Now, after months of talks mezzanine lenders – led by Apollo and including Goldman Sachs, Cerberus and Park Square – have secured a deal to win control of 100 % of the company's equity, leaving the private equity owners with virtually nothing. Under the structure, executive chairman Neil Goulden, who had been expected to step down, has signed a binding contract to stay on and oversee its progression to a public company.
The deal will cut Gala's debt burden from us$ 3.9 billion to us$ us$ 2.8 billion with mezzanine lenders swapping us$ 820.7 million of debt for a 30% stake and injecting us$ 303.9 million to take control of the remaining 70%. The former owners will receive a 1 to 5% tip for consenting to the deal and management could end up with 10pc depending on performance.
Goulden said: "It is 99.9% certain that this deal will be agreed.
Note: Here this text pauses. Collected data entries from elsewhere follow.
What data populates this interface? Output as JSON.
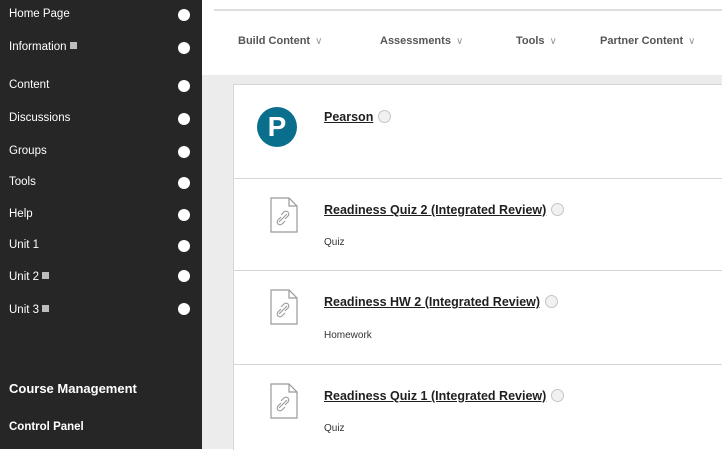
{
  "sidebar": {
    "items": [
      {
        "label": "Home Page",
        "has_badge": false
      },
      {
        "label": "Information",
        "has_badge": true
      },
      {
        "label": "Content",
        "has_badge": false
      },
      {
        "label": "Discussions",
        "has_badge": false
      },
      {
        "label": "Groups",
        "has_badge": false
      },
      {
        "label": "Tools",
        "has_badge": false
      },
      {
        "label": "Help",
        "has_badge": false
      },
      {
        "label": "Unit 1",
        "has_badge": false
      },
      {
        "label": "Unit 2",
        "has_badge": true
      },
      {
        "label": "Unit 3",
        "has_badge": true
      }
    ],
    "course_management": "Course Management",
    "control_panel": "Control Panel"
  },
  "toolbar": {
    "build_content": "Build Content",
    "assessments": "Assessments",
    "tools": "Tools",
    "partner_content": "Partner Content"
  },
  "content_items": [
    {
      "title": "Pearson",
      "description": "",
      "icon": "pearson-logo-icon"
    },
    {
      "title": "Readiness Quiz 2 (Integrated Review)",
      "description": "Quiz",
      "icon": "file-link-icon"
    },
    {
      "title": "Readiness HW 2 (Integrated Review)",
      "description": "Homework",
      "icon": "file-link-icon"
    },
    {
      "title": "Readiness Quiz 1 (Integrated Review)",
      "description": "Quiz",
      "icon": "file-link-icon"
    }
  ],
  "colors": {
    "sidebar_bg": "#262626",
    "content_bg": "#ececec",
    "pearson_blue": "#0a6f8c"
  }
}
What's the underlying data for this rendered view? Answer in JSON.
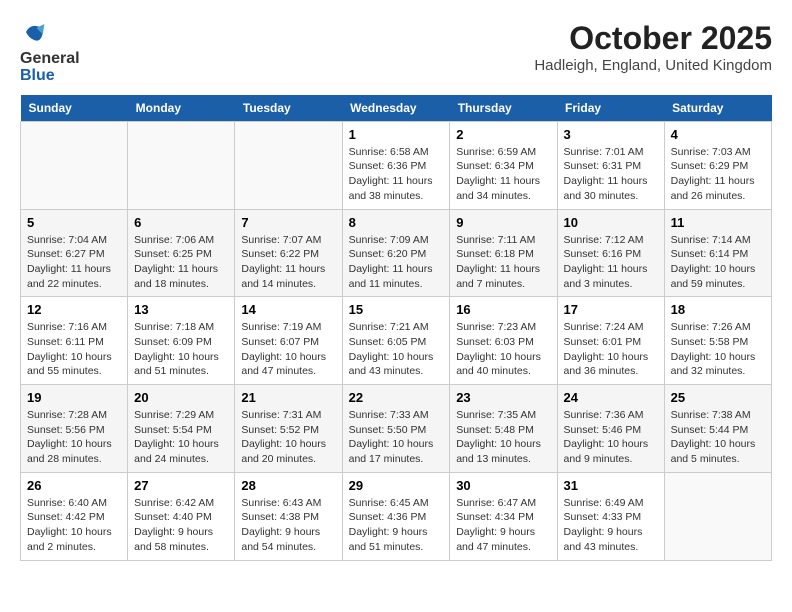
{
  "header": {
    "logo_line1": "General",
    "logo_line2": "Blue",
    "month_title": "October 2025",
    "location": "Hadleigh, England, United Kingdom"
  },
  "days_of_week": [
    "Sunday",
    "Monday",
    "Tuesday",
    "Wednesday",
    "Thursday",
    "Friday",
    "Saturday"
  ],
  "weeks": [
    [
      {
        "day": "",
        "info": ""
      },
      {
        "day": "",
        "info": ""
      },
      {
        "day": "",
        "info": ""
      },
      {
        "day": "1",
        "info": "Sunrise: 6:58 AM\nSunset: 6:36 PM\nDaylight: 11 hours\nand 38 minutes."
      },
      {
        "day": "2",
        "info": "Sunrise: 6:59 AM\nSunset: 6:34 PM\nDaylight: 11 hours\nand 34 minutes."
      },
      {
        "day": "3",
        "info": "Sunrise: 7:01 AM\nSunset: 6:31 PM\nDaylight: 11 hours\nand 30 minutes."
      },
      {
        "day": "4",
        "info": "Sunrise: 7:03 AM\nSunset: 6:29 PM\nDaylight: 11 hours\nand 26 minutes."
      }
    ],
    [
      {
        "day": "5",
        "info": "Sunrise: 7:04 AM\nSunset: 6:27 PM\nDaylight: 11 hours\nand 22 minutes."
      },
      {
        "day": "6",
        "info": "Sunrise: 7:06 AM\nSunset: 6:25 PM\nDaylight: 11 hours\nand 18 minutes."
      },
      {
        "day": "7",
        "info": "Sunrise: 7:07 AM\nSunset: 6:22 PM\nDaylight: 11 hours\nand 14 minutes."
      },
      {
        "day": "8",
        "info": "Sunrise: 7:09 AM\nSunset: 6:20 PM\nDaylight: 11 hours\nand 11 minutes."
      },
      {
        "day": "9",
        "info": "Sunrise: 7:11 AM\nSunset: 6:18 PM\nDaylight: 11 hours\nand 7 minutes."
      },
      {
        "day": "10",
        "info": "Sunrise: 7:12 AM\nSunset: 6:16 PM\nDaylight: 11 hours\nand 3 minutes."
      },
      {
        "day": "11",
        "info": "Sunrise: 7:14 AM\nSunset: 6:14 PM\nDaylight: 10 hours\nand 59 minutes."
      }
    ],
    [
      {
        "day": "12",
        "info": "Sunrise: 7:16 AM\nSunset: 6:11 PM\nDaylight: 10 hours\nand 55 minutes."
      },
      {
        "day": "13",
        "info": "Sunrise: 7:18 AM\nSunset: 6:09 PM\nDaylight: 10 hours\nand 51 minutes."
      },
      {
        "day": "14",
        "info": "Sunrise: 7:19 AM\nSunset: 6:07 PM\nDaylight: 10 hours\nand 47 minutes."
      },
      {
        "day": "15",
        "info": "Sunrise: 7:21 AM\nSunset: 6:05 PM\nDaylight: 10 hours\nand 43 minutes."
      },
      {
        "day": "16",
        "info": "Sunrise: 7:23 AM\nSunset: 6:03 PM\nDaylight: 10 hours\nand 40 minutes."
      },
      {
        "day": "17",
        "info": "Sunrise: 7:24 AM\nSunset: 6:01 PM\nDaylight: 10 hours\nand 36 minutes."
      },
      {
        "day": "18",
        "info": "Sunrise: 7:26 AM\nSunset: 5:58 PM\nDaylight: 10 hours\nand 32 minutes."
      }
    ],
    [
      {
        "day": "19",
        "info": "Sunrise: 7:28 AM\nSunset: 5:56 PM\nDaylight: 10 hours\nand 28 minutes."
      },
      {
        "day": "20",
        "info": "Sunrise: 7:29 AM\nSunset: 5:54 PM\nDaylight: 10 hours\nand 24 minutes."
      },
      {
        "day": "21",
        "info": "Sunrise: 7:31 AM\nSunset: 5:52 PM\nDaylight: 10 hours\nand 20 minutes."
      },
      {
        "day": "22",
        "info": "Sunrise: 7:33 AM\nSunset: 5:50 PM\nDaylight: 10 hours\nand 17 minutes."
      },
      {
        "day": "23",
        "info": "Sunrise: 7:35 AM\nSunset: 5:48 PM\nDaylight: 10 hours\nand 13 minutes."
      },
      {
        "day": "24",
        "info": "Sunrise: 7:36 AM\nSunset: 5:46 PM\nDaylight: 10 hours\nand 9 minutes."
      },
      {
        "day": "25",
        "info": "Sunrise: 7:38 AM\nSunset: 5:44 PM\nDaylight: 10 hours\nand 5 minutes."
      }
    ],
    [
      {
        "day": "26",
        "info": "Sunrise: 6:40 AM\nSunset: 4:42 PM\nDaylight: 10 hours\nand 2 minutes."
      },
      {
        "day": "27",
        "info": "Sunrise: 6:42 AM\nSunset: 4:40 PM\nDaylight: 9 hours\nand 58 minutes."
      },
      {
        "day": "28",
        "info": "Sunrise: 6:43 AM\nSunset: 4:38 PM\nDaylight: 9 hours\nand 54 minutes."
      },
      {
        "day": "29",
        "info": "Sunrise: 6:45 AM\nSunset: 4:36 PM\nDaylight: 9 hours\nand 51 minutes."
      },
      {
        "day": "30",
        "info": "Sunrise: 6:47 AM\nSunset: 4:34 PM\nDaylight: 9 hours\nand 47 minutes."
      },
      {
        "day": "31",
        "info": "Sunrise: 6:49 AM\nSunset: 4:33 PM\nDaylight: 9 hours\nand 43 minutes."
      },
      {
        "day": "",
        "info": ""
      }
    ]
  ]
}
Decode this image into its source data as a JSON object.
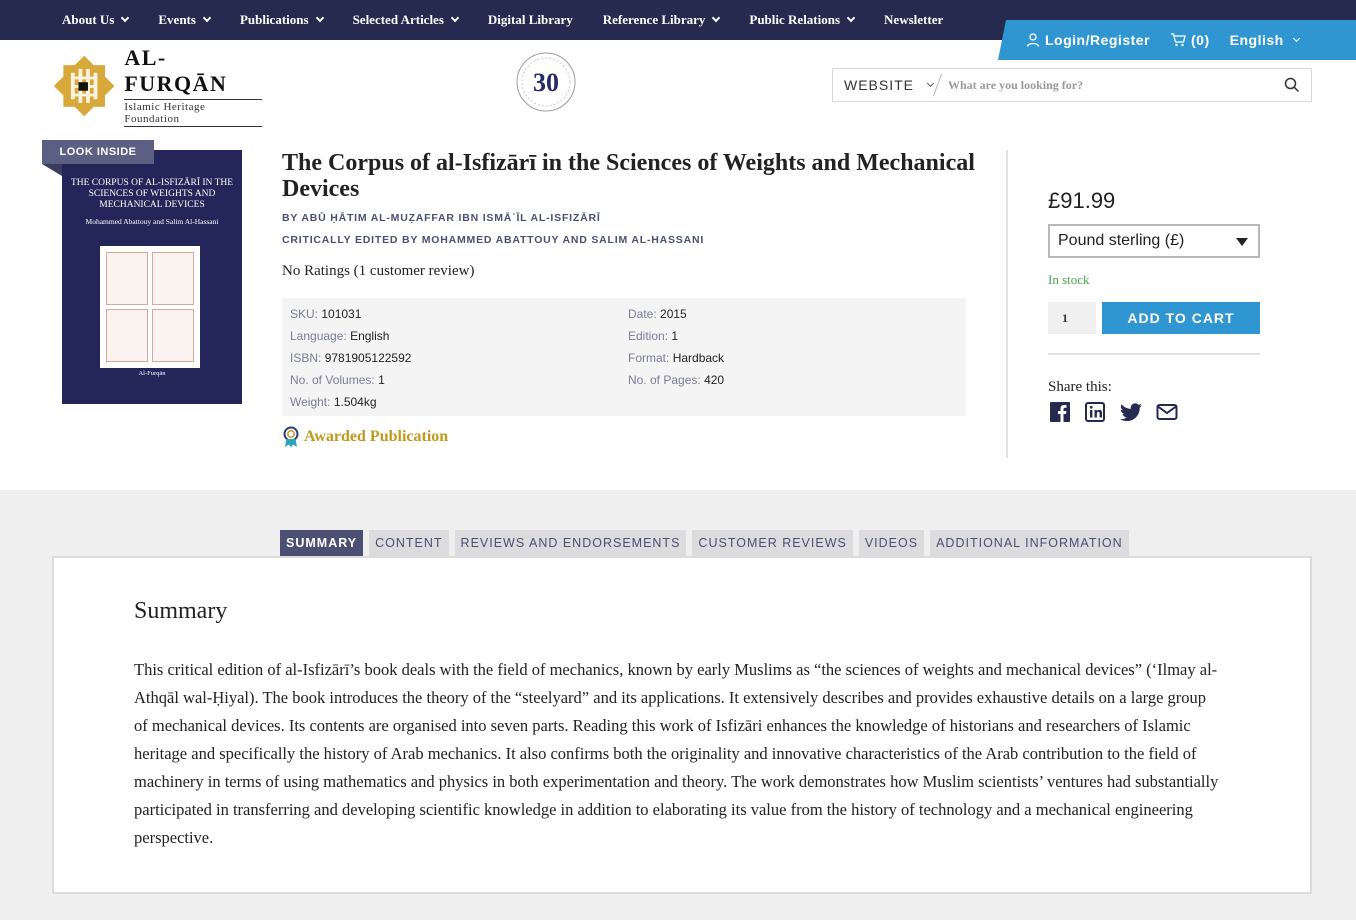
{
  "nav": {
    "items": [
      {
        "label": "About Us",
        "dropdown": true
      },
      {
        "label": "Events",
        "dropdown": true
      },
      {
        "label": "Publications",
        "dropdown": true
      },
      {
        "label": "Selected Articles",
        "dropdown": true
      },
      {
        "label": "Digital Library",
        "dropdown": false
      },
      {
        "label": "Reference Library",
        "dropdown": true
      },
      {
        "label": "Public Relations",
        "dropdown": true
      },
      {
        "label": "Newsletter",
        "dropdown": false
      }
    ]
  },
  "account": {
    "login_label": "Login/Register",
    "cart_count": "(0)",
    "language": "English"
  },
  "logo": {
    "title": "AL-FURQĀN",
    "subtitle": "Islamic Heritage Foundation"
  },
  "search": {
    "scope": "WEBSITE",
    "placeholder": "What are you looking for?"
  },
  "product": {
    "look_inside": "LOOK INSIDE",
    "cover": {
      "title": "The Corpus of al-Isfizārī in the Sciences of Weights and Mechanical Devices",
      "authors": "Mohammed Abattouy and Salim Al-Hassani",
      "publisher": "Al-Furqān"
    },
    "title": "The Corpus of al-Isfizārī in the Sciences of Weights and Mechanical Devices",
    "byline": "BY ABŪ ḤĀTIM AL-MUẒAFFAR IBN ISMĀʿĪL AL-ISFIZĀRĪ",
    "editors": "CRITICALLY EDITED BY MOHAMMED ABATTOUY AND SALIM AL-HASSANI",
    "rating_text": "No Ratings (1 customer review)",
    "attributes": {
      "sku": {
        "label": "SKU:",
        "value": "101031"
      },
      "date": {
        "label": "Date:",
        "value": "2015"
      },
      "language": {
        "label": "Language:",
        "value": "English"
      },
      "edition": {
        "label": "Edition:",
        "value": "1"
      },
      "isbn": {
        "label": "ISBN:",
        "value": "9781905122592"
      },
      "format": {
        "label": "Format:",
        "value": "Hardback"
      },
      "volumes": {
        "label": "No. of Volumes:",
        "value": "1"
      },
      "pages": {
        "label": "No. of Pages:",
        "value": "420"
      },
      "weight": {
        "label": "Weight:",
        "value": "1.504kg"
      }
    },
    "award": "Awarded Publication"
  },
  "purchase": {
    "price": "£91.99",
    "currency": "Pound sterling (£)",
    "stock": "In stock",
    "quantity": "1",
    "add_to_cart": "ADD TO CART",
    "share_label": "Share this:",
    "share_icons": [
      "facebook-icon",
      "linkedin-icon",
      "twitter-icon",
      "email-icon"
    ]
  },
  "tabs": [
    {
      "label": "SUMMARY",
      "active": true
    },
    {
      "label": "CONTENT",
      "active": false
    },
    {
      "label": "REVIEWS AND ENDORSEMENTS",
      "active": false
    },
    {
      "label": "CUSTOMER REVIEWS",
      "active": false
    },
    {
      "label": "VIDEOS",
      "active": false
    },
    {
      "label": "ADDITIONAL INFORMATION",
      "active": false
    }
  ],
  "summary": {
    "heading": "Summary",
    "text": "This critical edition of al-Isfizārī’s book deals with the field of mechanics, known by early Muslims as “the sciences of weights and mechanical devices” (‘Ilmay al-Athqāl wal-Ḥiyal). The book introduces the theory of the “steelyard” and its applications. It extensively describes and provides exhaustive details on a large group of mechanical devices. Its contents are organised into seven parts. Reading this work of Isfizāri enhances the knowledge of historians and researchers of Islamic heritage and specifically the history of Arab mechanics. It also confirms both the originality and innovative characteristics of the Arab contribution to the field of machinery in terms of using mathematics and physics in both experimentation and theory. The work demonstrates how Muslim scientists’ ventures had substantially participated in transferring and developing scientific knowledge in addition to elaborating its value from the history of technology and a mechanical engineering perspective."
  },
  "colors": {
    "nav_bg": "#262a4f",
    "accent_blue": "#2f96d2",
    "label_purple": "#4b4f72",
    "award_gold": "#c09a1c",
    "stock_green": "#4aa34a"
  }
}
Documents will be sent out tomorrow and are expected to be signed and returned by April 1," he said adding that the only risk came from the outgoing private equity firms who are out of the money and are being pushed aside. "If they do not play ball, we will be forced to put the company into a pre-pack administration. Everything will still get done – but it will take longer."
Insiders suggested that political pressure would prohibit the buy-out firms from making public moves that could damage a UK business with more than 18,000 employees. Under its new ownership the top company structure would move off-shore to Luxembourg, to protect the off-shore status of the new mezzanine investors.
Along with Goulden there will be six board positions, four taken by a representative from each of the mezzanine investors. The extra two seats have not yet been decided. "It is an incredible company that has been over-burdened by its balance sheet. We have out-traded Ladbrokes, William Hill and Rank, making us$ 509.1 million of profit last year. I see no reason why we will not be able to meet our timetable for going public."